Goodbye Roosevelt Collection, Hello, Public Art - Friends of Downtown has changed its July program, to be offered this Thursday at 12:15 in the Millennium Room of the Chicago Cultural Center. Nathan Mason, curator of special projects for the Chicago Department of Cultural Affairs, will lecture on the wealth of public art in downtown Chicago.

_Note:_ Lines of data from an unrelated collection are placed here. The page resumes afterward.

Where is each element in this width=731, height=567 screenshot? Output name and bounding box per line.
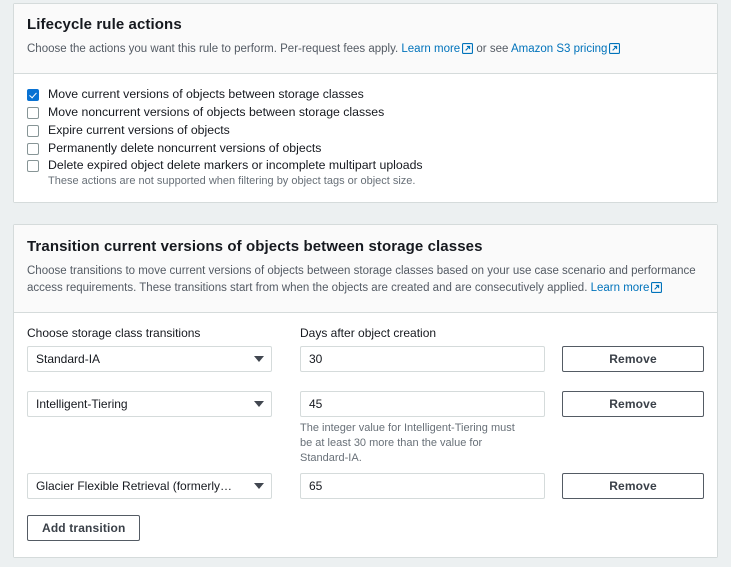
actions-footnote: These actions are not supported when fil… [48, 175, 416, 188]
grid-spacer [562, 372, 704, 391]
pricing-link-label: Amazon S3 pricing [510, 42, 608, 55]
grid-spacer [272, 372, 300, 391]
add-transition-wrap: Add transition [27, 515, 704, 542]
remove-transition-button-1[interactable]: Remove [562, 345, 704, 372]
remove-transition-button-3[interactable]: Remove [562, 473, 704, 500]
learn-more-label: Learn more [590, 281, 650, 294]
checkbox-label: Permanently delete noncurrent versions o… [48, 140, 322, 155]
days-value: 45 [309, 396, 323, 411]
lifecycle-rule-actions-card: Lifecycle rule actions Choose the action… [13, 3, 718, 204]
grid-spacer [27, 372, 272, 391]
storage-class-value: Intelligent-Tiering [36, 396, 128, 411]
days-input-2-wrap: 45 The integer value for Intelligent-Tie… [300, 390, 545, 466]
grid-spacer [272, 465, 300, 473]
days-input-3[interactable]: 65 [300, 473, 545, 500]
remove-transition-button-2[interactable]: Remove [562, 390, 704, 417]
storage-class-select-3[interactable]: Glacier Flexible Retrieval (formerly… [27, 473, 272, 500]
checkbox-row-permanently-delete-noncurrent[interactable]: Permanently delete noncurrent versions o… [27, 141, 704, 156]
add-transition-button[interactable]: Add transition [27, 515, 141, 542]
grid-spacer [300, 372, 545, 391]
external-link-icon [609, 42, 621, 60]
actions-description-text: Choose the actions you want this rule to… [27, 42, 399, 55]
lifecycle-actions-checkbox-group: Move current versions of objects between… [27, 87, 704, 188]
chevron-down-icon [254, 355, 264, 362]
days-value: 65 [309, 479, 323, 494]
storage-class-value: Glacier Flexible Retrieval (formerly… [36, 479, 233, 494]
checkbox-delete-expired-markers[interactable] [27, 160, 39, 173]
days-value: 30 [309, 351, 323, 366]
checkbox-row-move-current-versions[interactable]: Move current versions of objects between… [27, 87, 704, 102]
grid-spacer [545, 372, 562, 391]
actions-description-middle: or see [476, 42, 509, 55]
days-input-2[interactable]: 45 [300, 390, 545, 417]
external-link-icon [651, 281, 663, 299]
checkbox-label: Move noncurrent versions of objects betw… [48, 105, 385, 120]
transition-rows-grid: Choose storage class transitions Days af… [27, 326, 704, 500]
transition-learn-more-link[interactable]: Learn more [591, 282, 663, 294]
lifecycle-rule-page: Lifecycle rule actions Choose the action… [0, 3, 731, 567]
amazon-s3-pricing-link[interactable]: Amazon S3 pricing [511, 43, 621, 55]
transition-current-versions-card: Transition current versions of objects b… [13, 224, 718, 559]
actions-card-header: Lifecycle rule actions Choose the action… [14, 4, 717, 75]
days-input-2-hint: The integer value for Intelligent-Tierin… [300, 421, 515, 464]
storage-class-column-label: Choose storage class transitions [27, 325, 201, 340]
grid-spacer [562, 465, 704, 473]
storage-class-select-2[interactable]: Intelligent-Tiering [27, 390, 272, 417]
page-title: Lifecycle rule actions [27, 16, 182, 33]
transition-card-header: Transition current versions of objects b… [14, 225, 717, 313]
checkbox-move-current-versions[interactable] [27, 89, 39, 102]
grid-spacer [27, 465, 272, 473]
checkbox-label: Delete expired object delete markers or … [48, 158, 423, 173]
days-column-label: Days after object creation [300, 325, 437, 340]
storage-class-select-1[interactable]: Standard-IA [27, 345, 272, 372]
checkbox-label: Expire current versions of objects [48, 122, 230, 137]
transition-description: Choose transitions to move current versi… [27, 263, 704, 298]
learn-more-link[interactable]: Learn more [401, 42, 474, 55]
actions-card-body: Move current versions of objects between… [14, 74, 717, 203]
days-input-1[interactable]: 30 [300, 345, 545, 372]
storage-class-value: Standard-IA [36, 351, 101, 366]
chevron-down-icon [254, 483, 264, 490]
grid-spacer [545, 465, 562, 473]
checkbox-row-delete-expired-markers[interactable]: Delete expired object delete markers or … [27, 158, 704, 173]
checkbox-expire-current-versions[interactable] [27, 124, 39, 137]
checkbox-label: Move current versions of objects between… [48, 87, 364, 102]
transition-card-body: Choose storage class transitions Days af… [14, 312, 717, 558]
checkbox-permanently-delete-noncurrent[interactable] [27, 142, 39, 155]
grid-spacer [300, 465, 545, 473]
checkbox-row-move-noncurrent-versions[interactable]: Move noncurrent versions of objects betw… [27, 105, 704, 120]
checkbox-row-expire-current-versions[interactable]: Expire current versions of objects [27, 123, 704, 138]
checkbox-move-noncurrent-versions[interactable] [27, 107, 39, 120]
transition-title: Transition current versions of objects b… [27, 238, 483, 256]
external-link-icon [462, 42, 474, 60]
actions-description: Choose the actions you want this rule to… [27, 41, 704, 60]
learn-more-label: Learn more [401, 42, 461, 55]
chevron-down-icon [254, 400, 264, 407]
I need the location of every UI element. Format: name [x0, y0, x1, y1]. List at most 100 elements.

Chicago Reader Sold - word came this afternoon that the Chicago Reader, which carries the blame for making my career writing on architecture possible, has been sold to Creative Loafing, Inc., which publishes alternative weeklies under that name in Atlanta, Charlotte, Tampa Bay and Sarasota. The Tampa-based company made Richard Roth, who founded the Reader in 1971, an offer too lucrative to refuse, and while no one can blame Roth for deciding, after 36 years, that it was a good time to move on - in today's web-based world, it's not going to get any easier - it's still a very sad day for Chicago. Staffers (I'm only a grateful occasional freelancer) will get more information about the paper's future direction tomorrow, but a certain amount of economies engineered through national consolidation would appear to be inevitable.

On a parallel note, even as the food court in its former Marshall Fields flagship on State Street was shut down for health code violations, Macy's announced it's closing its Lake Forest store in the Howard Van Doren Shaw designed Market Square.